Still need to think of a way, of how this bugs get prioritized. Hmm.

Changing APIs

And now for the last point, the consequences of API changing. Even if the APIs are treated as more stable than scraping, and they do change less frequently then webpages, they still change all the time. They can range to changes in the endpoint URLs and returning structure to the changes in the permissions, and changes in the entire flow,

The changes in the URLs and return structure are the easiest to adapt to. So these ones generally do not cause a lot of problems, assuming this is documented somewhere and the same data can still be retrieved or changed with the same credentials. This is not always true.

For example. We were once using a certain endpoint to retrieve some aggregate metrics. At one point, the metric retrieved became 0 for some of the users, even though we could see through the rest of the aggregated data, that this should not be 0. It also did not help, that this did not happen to every user, neither did it happen to all the affected users at the same time.

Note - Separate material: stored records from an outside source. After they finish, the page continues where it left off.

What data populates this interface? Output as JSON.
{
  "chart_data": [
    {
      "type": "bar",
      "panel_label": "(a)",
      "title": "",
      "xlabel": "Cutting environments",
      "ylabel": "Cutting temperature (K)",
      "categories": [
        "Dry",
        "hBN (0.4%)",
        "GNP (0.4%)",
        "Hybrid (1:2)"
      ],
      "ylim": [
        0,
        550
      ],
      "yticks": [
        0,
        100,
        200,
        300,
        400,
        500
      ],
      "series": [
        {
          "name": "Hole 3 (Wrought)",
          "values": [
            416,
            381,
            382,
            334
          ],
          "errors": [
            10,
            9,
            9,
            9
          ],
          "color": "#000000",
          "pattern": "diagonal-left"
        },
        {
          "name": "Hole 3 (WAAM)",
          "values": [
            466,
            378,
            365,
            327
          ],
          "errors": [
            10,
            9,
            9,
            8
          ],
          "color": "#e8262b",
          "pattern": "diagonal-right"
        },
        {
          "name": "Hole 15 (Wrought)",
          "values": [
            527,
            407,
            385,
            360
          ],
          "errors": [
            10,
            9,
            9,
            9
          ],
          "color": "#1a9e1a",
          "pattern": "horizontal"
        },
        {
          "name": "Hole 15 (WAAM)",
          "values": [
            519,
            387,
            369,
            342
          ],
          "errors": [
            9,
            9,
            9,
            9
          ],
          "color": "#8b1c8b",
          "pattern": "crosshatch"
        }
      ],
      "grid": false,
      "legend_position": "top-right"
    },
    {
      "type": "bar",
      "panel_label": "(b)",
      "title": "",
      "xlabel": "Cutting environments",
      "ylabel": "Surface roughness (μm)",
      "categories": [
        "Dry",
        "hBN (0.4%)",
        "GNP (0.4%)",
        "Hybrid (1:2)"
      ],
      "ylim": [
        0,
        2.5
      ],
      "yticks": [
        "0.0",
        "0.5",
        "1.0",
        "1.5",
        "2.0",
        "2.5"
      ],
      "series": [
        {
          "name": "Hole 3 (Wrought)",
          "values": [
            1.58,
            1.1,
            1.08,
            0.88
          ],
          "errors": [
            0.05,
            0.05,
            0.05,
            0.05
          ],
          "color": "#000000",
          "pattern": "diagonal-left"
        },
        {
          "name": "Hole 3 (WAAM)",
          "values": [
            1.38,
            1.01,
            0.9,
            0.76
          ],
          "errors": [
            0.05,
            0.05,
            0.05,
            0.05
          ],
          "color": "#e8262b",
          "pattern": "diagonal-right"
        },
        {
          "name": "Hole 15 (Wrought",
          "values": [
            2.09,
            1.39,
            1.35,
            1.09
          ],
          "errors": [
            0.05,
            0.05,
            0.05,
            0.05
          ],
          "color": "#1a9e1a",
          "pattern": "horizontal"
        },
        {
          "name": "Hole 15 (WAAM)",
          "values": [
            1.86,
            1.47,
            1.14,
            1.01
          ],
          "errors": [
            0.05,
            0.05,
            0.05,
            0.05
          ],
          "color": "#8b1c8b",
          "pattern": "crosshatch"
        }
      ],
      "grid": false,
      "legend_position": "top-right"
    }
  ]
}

This API did have a way to inform you, if the data was incomplete, but there was no message in this regard. There was also nothing on documentation site about it. No changelog was found. Search engines were unsurprisingly unhelpful. So in the end, we simply stopped aggregating this for everybody. It is not like we knew, what need to be true to get this data.

For the last example, I want to talk about the change in the API, that stopped us from using it at all. We had the integration, that worked well, and suddenly, all the credentials started failing. What we could discover is, that the refresh flow stopped giving us new refresh tokens, and the one we got at the start expired after two weeks.

Looking at the documentation, we tried multiple things, but none of them worked. The API in question also no longer allowed the creation of the new OAuth application, that could access the same API.

For a while, we moved to scraping, which used username and password to authenticate with the OAuth API. But eventually the form also became too complicated, and we removed this integration from the support.

OAuth is still one of the better ways to deal with user data

Now, based on this presentation, some people might have an opinion, that I am against the OAuth. I actually love OAuth, and still think it is the best way to authenticate with the API from user perspective. It is also quite good from the developer perspective. I actually want more APIs to support the OAuth authentication.